See below for a sampling of anecdotes collected by PFQC.
• For Rita Thomas of Eclectic, Alabama, Medicare cuts mean cutting back on her CPAP supplies needed to treat sleep apnea. Rita first called People for Quality Care in early July with concerns about her inability to get her CPAP supplies now that her home medical equipment supplier is having to bill patient claims non-assigned; patients must front the difference in what Medicare pays and the cost of the equipment. As of late August, Rita reports that she still has not received her supplies because she is on a limited income and cannot afford it. She tried contacting Medicare, but she said they were not helpful and simply offered to make note of the problem. “I am very concerned about paying up front for my equipment,” she said. “My husband and I live on a limited budget and having the money to do so is not an option”
• Beneficiaries are not the only people burdened after Medicare’s funding cuts. Case managers and discharge planners like Kristie L. are having a hard time finding suppliers who still take Medicare patients. Kristie is a physical therapist and case manager from Leominster, Massachusetts, who has called numerous HME providers to find equipment for her patient but has found no one in her area is taking Medicare. “With Medicare rate cuts and competitive bidding, I am really struggling to find equipment for my patients,” she says. “I have gone through all my regular channels, and no one is servicing Medicare patients anymore.”
• “The cuts to HME are not just impacting Medicare patients, but Medicaid patients as well,” explains Cindy Coy, business office manager at Avera Health in Sioux Falls, South Dakota. The hospital-based home medical equipment provider has already limited its service area since the reimbursement doesn’t cover the extended travel and personnel expenses. They recently had to turn away a pediatric patient in search of oxygen because the child was not in their coverage area. Coy says many hospital-based providers are following suit and shrinking their coverage areas. “We do not want to turn patients away, but if we aren’t fiscally accountable we won’t be able to take any patients at all,” added Coy. “We are doing everything we can to cut costs. We are reviewing vendor contracts, looking at our delivery models, how we service patients; we are looking at everything.”

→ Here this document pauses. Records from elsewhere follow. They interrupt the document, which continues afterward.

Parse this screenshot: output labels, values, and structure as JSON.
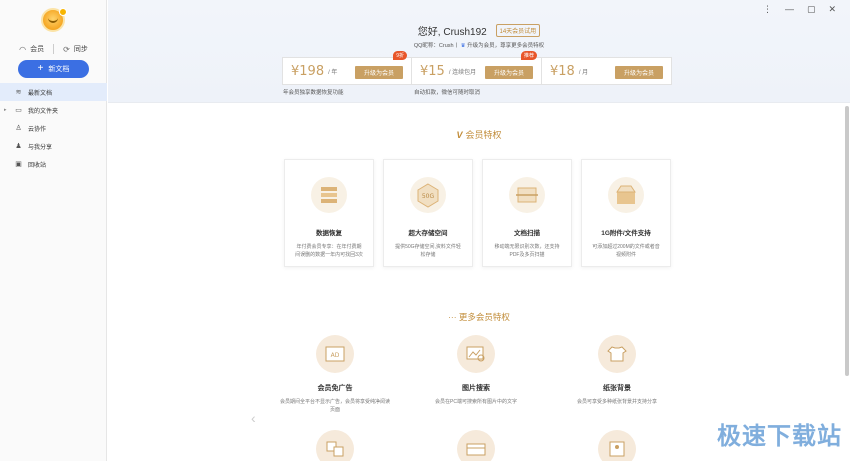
{
  "sidebar": {
    "vip_label": "会员",
    "sync_label": "同步",
    "new_doc_label": "新文档",
    "items": [
      {
        "label": "最新文档",
        "icon": "layers-icon"
      },
      {
        "label": "我的文件夹",
        "icon": "folder-icon"
      },
      {
        "label": "云协作",
        "icon": "person-icon"
      },
      {
        "label": "与我分享",
        "icon": "share-user-icon"
      },
      {
        "label": "回收站",
        "icon": "trash-icon"
      }
    ]
  },
  "window": {
    "controls": [
      "⋮",
      "—",
      "▢",
      "✕"
    ]
  },
  "header": {
    "greeting": "您好, Crush192",
    "trial_badge": "14天会员试用",
    "qq_text": "QQ昵称：Crush丨",
    "promo_text": "升级为会员，尊享更多会员特权"
  },
  "plans": [
    {
      "price": "¥198",
      "unit": "/ 年",
      "button": "升级为会员",
      "tag": "9折",
      "note": "年会员独享数据恢复功能"
    },
    {
      "price": "¥15",
      "unit": "/ 连续包月",
      "button": "升级为会员",
      "tag": "推荐",
      "note": "自动扣款，微信可随时取消"
    },
    {
      "price": "¥18",
      "unit": "/ 月",
      "button": "升级为会员",
      "tag": "",
      "note": ""
    }
  ],
  "privileges": {
    "title": "会员特权",
    "cards": [
      {
        "title": "数据恢复",
        "desc": "年付费会员专享：在年付费期间误删的数据一年内可找回3次",
        "icon": "database-icon"
      },
      {
        "title": "超大存储空间",
        "desc": "提供50G存储空间,资料文件轻松存储",
        "icon": "storage-50g-icon"
      },
      {
        "title": "文档扫描",
        "desc": "移动端无限识别次数，还支持PDF及多页扫描",
        "icon": "scan-icon"
      },
      {
        "title": "1G附件/文件支持",
        "desc": "可添加超过200M的文件或者音视频附件",
        "icon": "box-icon"
      }
    ]
  },
  "more": {
    "title": "更多会员特权",
    "features": [
      {
        "title": "会员免广告",
        "desc": "会员期间全平台不显示广告，会员将享受纯净阅读页面",
        "icon": "ad-icon"
      },
      {
        "title": "图片搜索",
        "desc": "会员在PC端可搜索所有图片中的文字",
        "icon": "image-search-icon"
      },
      {
        "title": "纸张背景",
        "desc": "会员可享受多种纸张背景并支持分享",
        "icon": "shirt-icon"
      },
      {
        "title": "",
        "desc": "",
        "icon": "translate-icon"
      },
      {
        "title": "",
        "desc": "",
        "icon": "card-icon"
      },
      {
        "title": "",
        "desc": "",
        "icon": "id-card-icon"
      }
    ]
  },
  "watermark": "极速下载站",
  "colors": {
    "accent": "#3b6fe3",
    "gold": "#c9a063",
    "tag": "#e8562a"
  }
}
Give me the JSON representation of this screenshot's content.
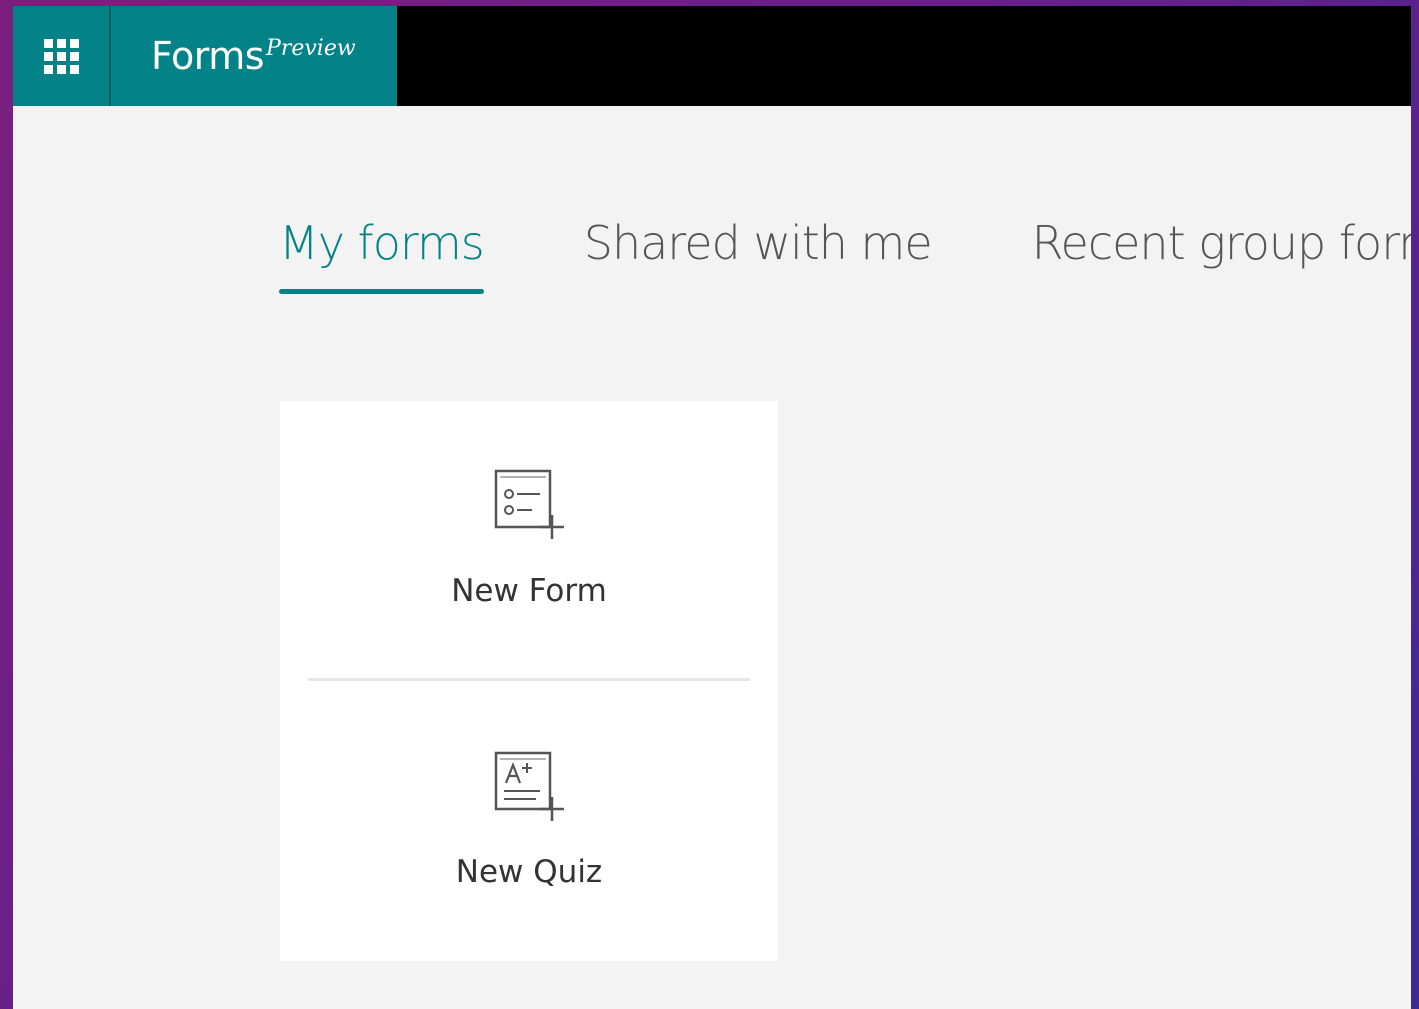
{
  "header": {
    "app_name": "Forms",
    "app_tag": "Preview",
    "waffle_icon": "app-launcher-icon"
  },
  "tabs": [
    {
      "label": "My forms",
      "active": true
    },
    {
      "label": "Shared with me",
      "active": false
    },
    {
      "label": "Recent group forms",
      "active": false
    }
  ],
  "create_card": {
    "new_form_label": "New Form",
    "new_form_icon": "new-form-icon",
    "new_quiz_label": "New Quiz",
    "new_quiz_icon": "new-quiz-icon"
  },
  "colors": {
    "accent": "#038387",
    "topbar": "#000000",
    "page_background": "#f3f3f3"
  }
}
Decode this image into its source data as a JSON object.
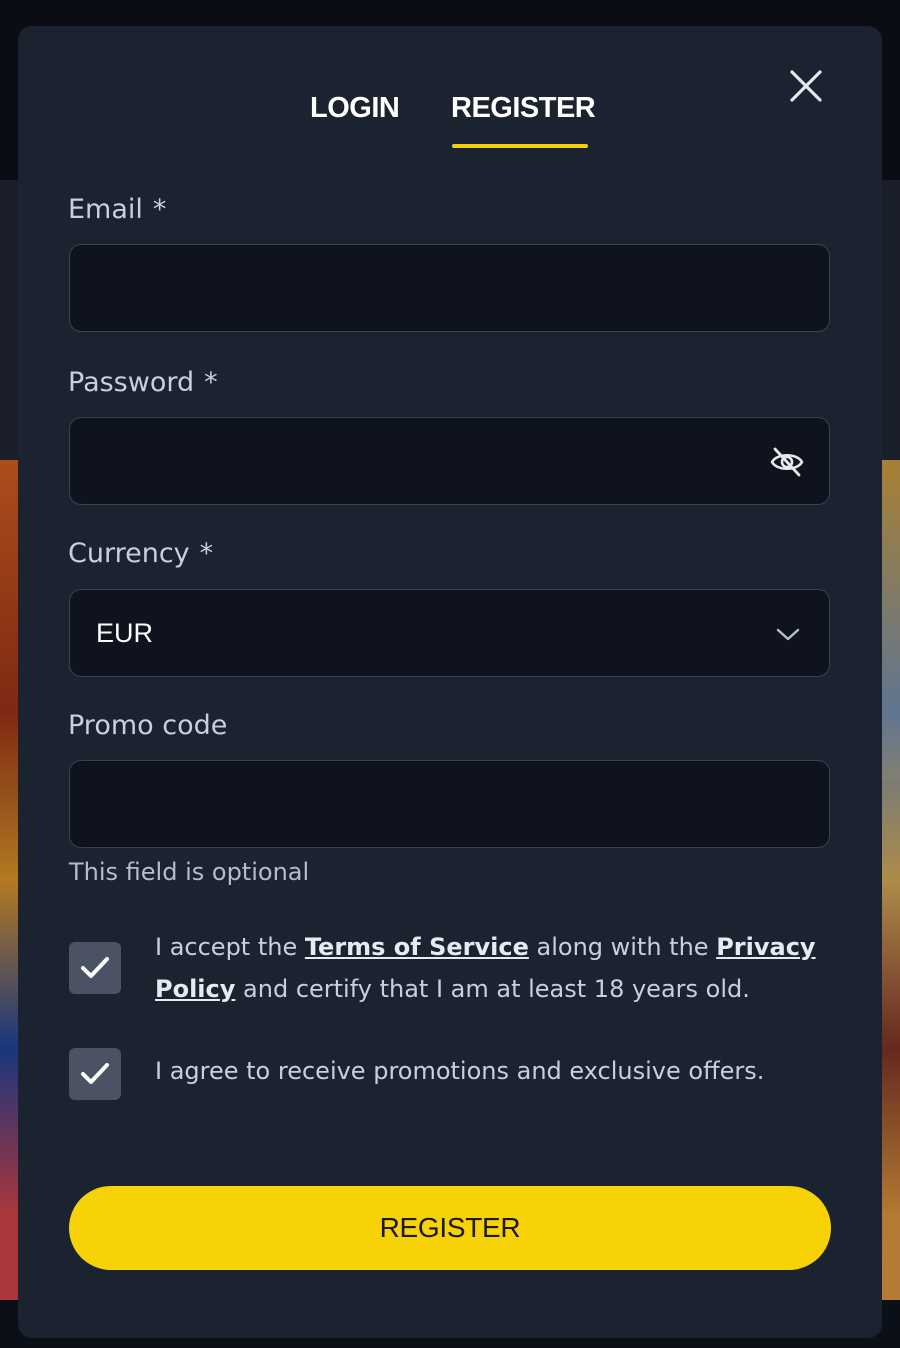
{
  "tabs": [
    {
      "label": "LOGIN",
      "active": false
    },
    {
      "label": "REGISTER",
      "active": true
    }
  ],
  "accent_color": "#f5cf06",
  "form": {
    "email": {
      "label": "Email",
      "required_mark": "*",
      "value": ""
    },
    "password": {
      "label": "Password",
      "required_mark": "*",
      "value": "",
      "toggle_icon": "eye-off-icon"
    },
    "currency": {
      "label": "Currency",
      "required_mark": "*",
      "selected": "EUR",
      "icon": "chevron-down-icon"
    },
    "promo": {
      "label": "Promo code",
      "value": "",
      "hint": "This field is optional"
    }
  },
  "consents": {
    "terms": {
      "checked": true,
      "text_before": "I accept the ",
      "terms_link": "Terms of Service",
      "text_middle": " along with the ",
      "privacy_link": "Privacy Policy",
      "text_after": " and certify that I am at least 18 years old."
    },
    "promotions": {
      "checked": true,
      "text": "I agree to receive promotions and exclusive offers."
    }
  },
  "submit_label": "REGISTER"
}
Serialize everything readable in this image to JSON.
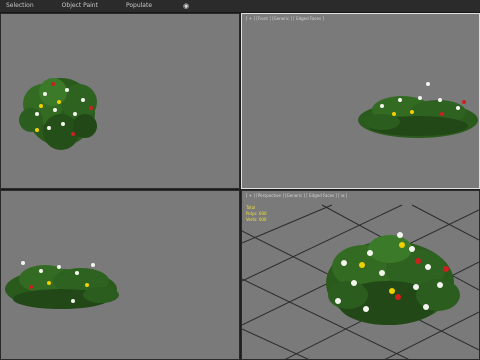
{
  "menubar": {
    "items": [
      "Selection",
      "Object Paint",
      "Populate"
    ],
    "eye_icon": "eye-icon"
  },
  "viewports": {
    "top_left": {
      "label": ""
    },
    "top_right": {
      "label": "[ + ] [Front ] [Generic ] [ Edged Faces ]"
    },
    "bottom_left": {
      "label": ""
    },
    "bottom_right": {
      "label": "[ + ] [Perspective ] [Generic ] [ Edged Faces ] [ ⊞ ]",
      "stats": {
        "total": "Total",
        "polys_label": "Polys:",
        "polys_value": "000",
        "verts_label": "Verts:",
        "verts_value": "000"
      }
    }
  },
  "colors": {
    "viewport_bg": "#7a7a7a",
    "stats_text": "#f1e33a",
    "leaf_dark": "#1e4a15",
    "leaf_light": "#3f7f2c",
    "flower_white": "#f4f4ef",
    "flower_yellow": "#f0d000",
    "flower_red": "#cc1f1f"
  }
}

“To advocate for preserved access to medical equipment, call and send a letter to your legislator asking for immediate legislative relief,” say PFQC officials. “Visit People for Quality Care to learn more and to send a letter to Congress about this important issue.”
On the provider side of the equation, David C. Lyman RRT, director, Alternate Care, VGM & Associates, shared results of an ongoing survey that illustrate the business-damaging effects of NCB:
• 98% of providers surveyed agreed that the national rollout of competitive bidding has had a “negative impact” on business with 90% saying “strongly agree” and 8% checking “agree”;
• 57% of respondents have eliminated one to five jobs;
• 15% of respondents have eliminated six to fifteen jobs;
• 44% are in the process of closing a couple of stores; and
• 57% have significantly increased the amount of advanced beneficiary notices given to Medicare patients since the nationwide rollout of competitive bidding.
“Other CMS pronouncements of this type haven’t stood up to the test of time, such as their original assertion that unlicensed bidders taking part in the program wasn’t a problem,” added Tom Ryan. “Just a few months ago, the HHS Office of Inspector General confirmed that significant numbers of unlicensed providers had, in fact, taken part in round two of the bidding program in several states that license HME. Time will also tell how well today’s claims by CMS hold up.”